The decision was passed by unanimous vote by the EU's 28 foreign ministers, according to an unnamed French diplomat quoted by the AP, and it means that individuals associated with Hezbollah's "military wing" will not be able to obtain visas to EU countries and that assets associated with the group will be frozen. It also means Hezbollah sympathizers in Europe will no longer be able to legally send funds to the "military wing" of the group.
A Lebanese Hezbollah militant (File photo: Getty)
However, it is unclear how the EU is going to discern between funds raised for Hezbollah's terrorist activities versus its political activities in Lebanon where it is a political party and a member of the government.
Dutch Foreign Minister Frans Timmermans said after the vote, "It is good that the EU has decided to call Hezbollah what it is: a terrorist organization."
Israeli Justice Minister Tzipi Livni welcomed the EU decision, even though it left Hezbollah's "political wing" outside any sanctions regime.
"Finally, after years of discussions and deliberations, [Hezbollah] have failed, and rightly so, in their attempt to claim that they are a legitimate political party," she said.
"Now the world knows that Hezbollah is a terrorist organization," added Livni, who called the EU move a "just and correct decision."
Former Israeli Foreign Minister Avigdor Liberman was not as generous with praise, posting on his Facebook page (Hebrew link): "As is typical of them, the Europeans were satisfied with going only half way and taking a partial and inadequate decision."

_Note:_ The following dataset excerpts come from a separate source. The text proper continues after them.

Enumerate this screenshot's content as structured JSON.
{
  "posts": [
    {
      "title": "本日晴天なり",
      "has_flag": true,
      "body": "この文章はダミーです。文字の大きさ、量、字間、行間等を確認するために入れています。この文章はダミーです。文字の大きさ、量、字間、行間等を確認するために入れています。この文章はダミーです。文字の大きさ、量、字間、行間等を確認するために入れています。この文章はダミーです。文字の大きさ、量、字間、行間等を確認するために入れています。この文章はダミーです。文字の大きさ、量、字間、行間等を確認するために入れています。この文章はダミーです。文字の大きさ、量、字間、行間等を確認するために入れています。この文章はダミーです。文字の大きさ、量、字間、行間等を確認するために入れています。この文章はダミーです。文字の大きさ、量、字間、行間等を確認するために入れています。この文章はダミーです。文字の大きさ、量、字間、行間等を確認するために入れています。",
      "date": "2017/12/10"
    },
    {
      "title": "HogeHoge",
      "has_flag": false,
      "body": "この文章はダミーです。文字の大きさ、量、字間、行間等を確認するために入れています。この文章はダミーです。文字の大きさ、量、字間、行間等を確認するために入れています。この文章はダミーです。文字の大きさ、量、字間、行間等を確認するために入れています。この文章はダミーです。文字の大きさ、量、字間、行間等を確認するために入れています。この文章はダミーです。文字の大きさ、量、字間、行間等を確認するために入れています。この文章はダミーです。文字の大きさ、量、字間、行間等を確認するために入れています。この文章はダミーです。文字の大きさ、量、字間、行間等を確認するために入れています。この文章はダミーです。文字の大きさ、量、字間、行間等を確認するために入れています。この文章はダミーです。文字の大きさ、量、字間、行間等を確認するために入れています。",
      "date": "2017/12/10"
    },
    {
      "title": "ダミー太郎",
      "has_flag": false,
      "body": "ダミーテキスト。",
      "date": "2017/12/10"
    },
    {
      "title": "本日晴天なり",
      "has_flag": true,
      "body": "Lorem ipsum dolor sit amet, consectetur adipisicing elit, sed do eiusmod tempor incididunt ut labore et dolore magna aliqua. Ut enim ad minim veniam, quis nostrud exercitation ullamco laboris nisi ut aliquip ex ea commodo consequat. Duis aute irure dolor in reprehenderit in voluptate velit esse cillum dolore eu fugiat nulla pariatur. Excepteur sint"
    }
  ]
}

"The military wing and the political wing of Hezbollah are two sides of the same coin. At the head of the 'two wings' stands one man, Sheikh [Hassan] Nasrallah and the attempt to present it as if the organization has an extreme part and a moderate part is like asking: Can a cannibal be a vegetarian?," Liberman wrote.
"Therefore the organization in its entirety should be defined as a terrorist organization..." he added.
The AP provides some of the background leading up to Monday's vote:
German Foreign Minister Guido Westerwelle said before the vote that evidence from last year's attack in the Black Sea resort of Burgas in Bulgaria, which killed five Israeli tourists and one Bulgarian, should provide enough impetus for the move. Westerwelle said that "we have to answer this, and the answer is" blacklisting Hezbollah's military wing.
The attack on EU territory plus a Cyprus criminal court decision in March finding a Hezbollah member guilty of helping to plan attacks on Israelis on the Mediterranean island has galvanized EU diplomacy in moving toward action.
Other observers say it wasn't the growing evidence of the Iranian-backed Shiite group's terrorist activities on European soil that prompted the move, rather the growing participation of Hezbollah militants in the two-year civil war in Syria fighting alongside President Bashar Assad's forces.
President Michel Suleiman's office in a statement called Hezbollah a "main component of Lebanese society."
Britain and the Netherlands were the two countries pressuring the EU to blacklist Hezbollah since May.
Dutch Foreign Minister Timmermans said "We took this important step today, by dealing with the military wing of Hezbollah, freezing its assets, hindering its fundraising and thereby limiting its capacity to act."
British foreign secretary William Hague said, "It is very important that when there is a terror attack on European soil there needs to be a reaction."
"It is important for us to show that we are united and strong in facing terrorism," he added.